Sales 2.0: The Bottoms-Up Sales Model

Sales 2.0 is the new way of selling mobile enterprise apps and services. Instead of selling to the enterprise via an expensive sales force, you sell directly to your target customers, often employees at the enterprise.

Last week at the MobileBeat conference, I moderated a discussion with John McGeachie from Evernote, Nancy Ramamurthi from TripIt and Jason Mills from Expensify on some of the strategies they took to achieve bottoms-up success – let me summarize below:

  1. UX/UI is still the #1 feature. One of the historical advantages of enterprise sales was the focus on functionality over user experience. This works if you have a sales force demonstrating each feature to an enterprise buyer but when an app is being downloaded directly by your target user, you are held to the same bar as a consumer app meaning the user is short-attention-spanned, fickle and will get frustrated easily.
  2. Like a consumer app, iterate and A/B test as much as you can with your target audience. Prosumers are ultimately consumers.
  3. Freemium is common and free-to-paid works (eg Webex, SurveyMonkey, QuickOffice) but paid-only is challenging. John w/ Evernote specifically mentioned how some of the greatest conversion came after 3 or 6 months of use of the application. Achieving freemium means converting a small percentage of a large number.
  4. Mobile results in awesome customer acquisition. Jason from Expensify mentioned that mobile was their largest customer acquisition channels and ironically one of their biggest challenges was actually making mobile users aware of their online experience.
  5. Mobile is also accounting for a greater percentage of paid conversion. As opposed to the desktop, the app store is challenged because of the lack of support for subscription billing but this can be remedied by offering longer-term plans (eg 3 months, 6 months, 1 year).
  6. On the topic of privacy and enterprise data, transparency and having clear guidelines reigned. Be clear to the enterprise what you do/don’t with the data and be ready to honor some take-down or data-removal requests.
  7. When it came to features, focus on the 80%. When the topic of bottoms-up sales and how it may butt-heads with an eventual direct enterprise sales team, the panel universally agreed that the features that made the roadmap were those that benefited their bottoms-up users (the 80% bucket!). And this meant even saying no to some enterprises as painful as that may be.
  8. There is a right time to begin enterprise sales along-side bottoms-up. When you have a critical mass of prosumers at common companies using your product, start selling group editions. Nancy with TripIt mentioned how they signed-up ~1300 companies in a relatively short amount of time with TripIt Pro but only brought this product to market 18 months ago or 5+ years since they started!

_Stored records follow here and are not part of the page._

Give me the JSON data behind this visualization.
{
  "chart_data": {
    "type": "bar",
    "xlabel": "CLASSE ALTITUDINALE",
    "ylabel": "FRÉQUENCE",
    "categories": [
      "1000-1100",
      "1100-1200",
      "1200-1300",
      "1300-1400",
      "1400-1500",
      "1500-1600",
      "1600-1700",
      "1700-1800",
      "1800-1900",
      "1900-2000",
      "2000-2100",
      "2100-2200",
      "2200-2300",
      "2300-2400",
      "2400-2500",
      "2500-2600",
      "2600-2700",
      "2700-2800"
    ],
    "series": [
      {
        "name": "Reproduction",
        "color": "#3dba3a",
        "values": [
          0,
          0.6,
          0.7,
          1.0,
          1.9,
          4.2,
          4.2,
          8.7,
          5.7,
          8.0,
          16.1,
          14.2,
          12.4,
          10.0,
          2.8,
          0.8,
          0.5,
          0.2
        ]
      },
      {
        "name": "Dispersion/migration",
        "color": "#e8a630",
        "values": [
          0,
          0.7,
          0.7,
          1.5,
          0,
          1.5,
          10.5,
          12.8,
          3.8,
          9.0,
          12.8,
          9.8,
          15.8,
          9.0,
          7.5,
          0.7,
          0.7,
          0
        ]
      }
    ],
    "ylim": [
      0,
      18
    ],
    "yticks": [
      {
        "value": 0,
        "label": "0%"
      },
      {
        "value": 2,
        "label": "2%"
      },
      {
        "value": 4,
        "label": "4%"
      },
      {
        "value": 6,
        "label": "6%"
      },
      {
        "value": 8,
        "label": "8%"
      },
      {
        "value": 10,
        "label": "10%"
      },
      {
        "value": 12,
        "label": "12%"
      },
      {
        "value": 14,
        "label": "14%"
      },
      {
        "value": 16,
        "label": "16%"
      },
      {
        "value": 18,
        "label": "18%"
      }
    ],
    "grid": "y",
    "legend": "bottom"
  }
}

And now some observations:

  1. Most of these startups (Evernote, TripIt etc) didn’t know how successful they were going to be amongst prosumers in the enterprise at the onset. They launched consumer focus and got pulled into the enterprise. In the case of Expensify, they targeted the prosumer and got pulled into consumer with customers using Expensify as an alternative to Mint.
  2. The use cases addressed by each of these companies are very horizontal. They are not job persona or industry vertical specific but rather broadly useful and applicable putting them closer to the consumer category.
  3. All of them seemed to have taken shots in the dark with their price point but some price elasticity testing was done with Flash sales.

It was an awesome panel and I look forward to seeing more enterprise mobility apps take advantage of bottoms-up sales!